Его жесты вообще отличались резкостью. И, также внезапно, вслед за этим сердитым возгласом он рассмеялся самым добродушным образом.
— Однако, мы с тобой уже у цели, — проговорил он, все еще хохоча. — Лазарь, мы увлеклись, по обыкновению.
Он умолк, оглядывая расстилавшееся перед ним поле. Освобожденная из-под болот почва, жирная, вся словно лоснившаяся, была обильно покрыта здесь темной и мясистой зеленью конопли, издававшей тягучий запах масла. Загорелов сказал:
— Здесь было пятьдесят десятин болот, доходность которых равнялась минусу. А теперь эти десятины насыплют в мой карман семь-восемь тысяч: прав ли я был, перескочив через путы судьбы?
Он снова умолк, предвкушая будущие обильные жатвы, оглядывая окрестность счастливыми глазами человека, уверенного в удаче. Здесь было тише; мельница была уже далеко; рев воды достигал сюда подавленным ропотом, счастливым ворчаньем наевшегося до отвала животного.
— Весело на мельнице, весело и здесь, Лазарь, — заговорил Загорелов. — Слышишь, и здесь жизнь говорит нам: «Живите, трудитесь, завоевывайте ваше счастие. А если оно не дается вам, ловите его, как умеете, арканом, капканом, западней. Я все разрешаю сильным и умным и все запрещаю хилым глупцам и разиням! Будьте же смелы! С зайцами, пожалуй, обращайтесь по-заячьи, но с волками: — по-волчьи»! — заключил он своею любимой поговоркой.
— Хорошо вам так говорить, Максим Сергеич, — внезапно перебил его Жмуркин, — вы сильный! А что, если который слаб? Или не в удаче? Ужли ему своего счастья так вовеки веков и не увидеть? Зачем же ему тогда такое хотенье дано? То есть жажда души?
Он с недоумением развел руками, не находя надлежащего слова для выражения всего теснившегося в нем.
— Зачем им тогда такое хотенье и порыв мечты? — повторил он с тем же выражением.
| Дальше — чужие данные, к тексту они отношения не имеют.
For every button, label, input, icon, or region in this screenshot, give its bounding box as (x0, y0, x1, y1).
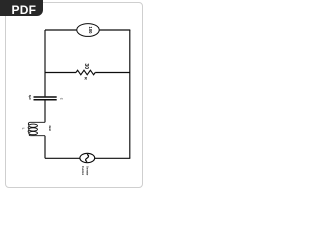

Его голос звучал нежно и вкрадчиво, а жесты казались сдержанными и мягкими, чересчур мягкими, неестественно мягкими, словно их врожденную порывистость сдерживало что-то могучее, одевавшее пока еще непроницаемой бронею дух мятежный и в высокой степени беспокойный Эти жесты сделали понятными теперь и его улыбку, раньше казавшуюся такою замкнутой. Эта улыбка как бы говорила Загорелову: ты умен и силен и ловок. Это правда. Но я перерасту тебя головою, если захочу. Но я еще не хочу; я сомневаюсь.
— Большое хотенье, — проговорил он, наконец, вслух и с усилием, — большое хотенье при слабых силах, это — все равно, что большой колос на слабом стебле. Где же ему налиться?
Он снова умолк, вздыхая.
— А вот ведь арбуз наливается, — сказал Загорелов, — стало быть, дело не в стебле, а в хотенье.
Жмуркин внезапно рассмеялся сдержанным и тихим смехом, более похожим на кашель.
— А я так и думал, Максим Сергеич, что вы на арбуз намекнете, — проговорил он, сквозь смех, — вот именно на арбуз!